3. Decontamination . Note: Rescuers should wear chemical-protective clothing and gloves when handling a grossly contaminated victim. If there is heavy liquid contamination with a volatile solvent such as xylene or toluene, clothing removal and victim decontamination should be carried out outdoors or in a room with high-flow ventilation. However, decontamination procedures must not delay the administration of atropine and airway management in the severely poisoned patient.
   1. Skin and mucous membranes. Remove all contaminated clothing and wash exposed areas with soap and water, including the hair and under the nails. Irrigate exposed eyes with copious tepid water or saline.

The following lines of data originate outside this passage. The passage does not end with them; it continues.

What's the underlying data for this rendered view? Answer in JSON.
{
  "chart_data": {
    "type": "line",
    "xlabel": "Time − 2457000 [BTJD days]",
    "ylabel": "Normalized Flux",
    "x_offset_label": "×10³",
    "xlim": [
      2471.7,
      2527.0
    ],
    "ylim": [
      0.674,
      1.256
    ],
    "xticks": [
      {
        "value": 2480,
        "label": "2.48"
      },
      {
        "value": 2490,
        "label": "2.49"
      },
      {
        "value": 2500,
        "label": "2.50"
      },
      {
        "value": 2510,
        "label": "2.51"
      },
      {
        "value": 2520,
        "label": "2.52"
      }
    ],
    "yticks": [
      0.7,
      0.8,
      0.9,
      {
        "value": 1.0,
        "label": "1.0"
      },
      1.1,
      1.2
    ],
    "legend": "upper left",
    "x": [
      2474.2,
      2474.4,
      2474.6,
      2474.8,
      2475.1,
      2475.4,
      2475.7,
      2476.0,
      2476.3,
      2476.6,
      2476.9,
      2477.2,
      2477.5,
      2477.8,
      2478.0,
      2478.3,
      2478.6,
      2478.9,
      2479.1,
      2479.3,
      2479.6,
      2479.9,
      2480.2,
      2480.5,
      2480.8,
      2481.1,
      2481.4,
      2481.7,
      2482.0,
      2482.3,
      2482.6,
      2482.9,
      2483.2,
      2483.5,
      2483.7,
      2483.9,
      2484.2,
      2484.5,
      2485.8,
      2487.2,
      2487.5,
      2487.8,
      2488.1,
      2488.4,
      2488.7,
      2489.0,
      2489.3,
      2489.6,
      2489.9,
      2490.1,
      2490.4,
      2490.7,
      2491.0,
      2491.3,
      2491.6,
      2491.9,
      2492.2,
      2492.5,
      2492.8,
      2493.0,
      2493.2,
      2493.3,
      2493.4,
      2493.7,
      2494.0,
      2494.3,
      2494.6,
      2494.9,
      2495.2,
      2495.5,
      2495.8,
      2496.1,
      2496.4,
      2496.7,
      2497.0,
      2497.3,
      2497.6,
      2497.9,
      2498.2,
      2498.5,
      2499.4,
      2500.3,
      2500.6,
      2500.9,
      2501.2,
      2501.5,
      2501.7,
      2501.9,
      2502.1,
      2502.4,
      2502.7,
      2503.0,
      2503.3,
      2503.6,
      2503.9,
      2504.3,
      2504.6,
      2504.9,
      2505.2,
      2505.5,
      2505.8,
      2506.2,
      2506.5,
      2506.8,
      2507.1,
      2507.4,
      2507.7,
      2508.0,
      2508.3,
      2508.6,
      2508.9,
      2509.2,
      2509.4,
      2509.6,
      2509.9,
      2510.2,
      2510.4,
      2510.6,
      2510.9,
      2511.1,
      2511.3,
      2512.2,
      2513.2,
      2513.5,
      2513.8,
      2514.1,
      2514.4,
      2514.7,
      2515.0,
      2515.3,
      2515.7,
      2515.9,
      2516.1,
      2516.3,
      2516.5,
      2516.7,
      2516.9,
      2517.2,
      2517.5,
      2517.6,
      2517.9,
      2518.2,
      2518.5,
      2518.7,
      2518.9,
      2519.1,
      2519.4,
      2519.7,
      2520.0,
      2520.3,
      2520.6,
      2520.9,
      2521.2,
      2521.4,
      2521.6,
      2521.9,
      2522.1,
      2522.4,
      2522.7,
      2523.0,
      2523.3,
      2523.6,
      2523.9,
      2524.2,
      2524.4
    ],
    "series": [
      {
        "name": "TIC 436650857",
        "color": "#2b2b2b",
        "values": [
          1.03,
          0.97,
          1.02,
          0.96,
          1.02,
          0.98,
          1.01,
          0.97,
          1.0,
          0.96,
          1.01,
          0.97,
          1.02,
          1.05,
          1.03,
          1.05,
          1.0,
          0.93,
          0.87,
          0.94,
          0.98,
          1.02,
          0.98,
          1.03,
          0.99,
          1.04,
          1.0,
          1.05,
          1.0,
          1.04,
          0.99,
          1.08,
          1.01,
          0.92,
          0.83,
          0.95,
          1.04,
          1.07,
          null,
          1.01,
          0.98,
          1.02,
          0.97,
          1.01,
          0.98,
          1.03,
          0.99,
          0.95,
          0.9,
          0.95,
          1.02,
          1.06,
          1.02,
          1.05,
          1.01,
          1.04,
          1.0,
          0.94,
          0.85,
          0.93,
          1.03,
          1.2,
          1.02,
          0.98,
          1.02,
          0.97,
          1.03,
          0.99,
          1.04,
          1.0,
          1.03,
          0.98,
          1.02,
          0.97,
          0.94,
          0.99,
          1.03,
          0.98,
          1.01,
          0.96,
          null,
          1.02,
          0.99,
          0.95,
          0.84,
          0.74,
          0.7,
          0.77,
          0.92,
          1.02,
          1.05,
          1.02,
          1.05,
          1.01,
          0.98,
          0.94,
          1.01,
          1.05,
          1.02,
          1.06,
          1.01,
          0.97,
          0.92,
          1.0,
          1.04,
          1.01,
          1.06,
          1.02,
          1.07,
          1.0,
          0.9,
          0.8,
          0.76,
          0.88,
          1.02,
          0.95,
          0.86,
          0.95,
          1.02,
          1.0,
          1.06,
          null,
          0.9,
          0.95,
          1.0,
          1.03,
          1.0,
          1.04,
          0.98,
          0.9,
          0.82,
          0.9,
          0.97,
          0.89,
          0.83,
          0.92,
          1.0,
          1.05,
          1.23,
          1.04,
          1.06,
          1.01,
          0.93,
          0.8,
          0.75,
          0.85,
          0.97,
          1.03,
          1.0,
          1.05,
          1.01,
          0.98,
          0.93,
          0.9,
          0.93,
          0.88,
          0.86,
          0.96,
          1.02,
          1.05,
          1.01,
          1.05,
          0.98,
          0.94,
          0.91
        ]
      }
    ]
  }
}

   2. Ingestion. Gastric lavage or aspiration of liquid stomach contents by a small nasogastric tube may be appropriate soon after moderate-to-large ingestions, but because of the possibility of seizures or rapidly changing mental status, lavage should be done only after the airway has been secured. Administer activated charcoal orally if conditions are appropriate (see Table I-37,).
4. Enhanced elimination. Dialysis and hemoperfusion generally are not indicated because of the large volume of distribution of organophosphates.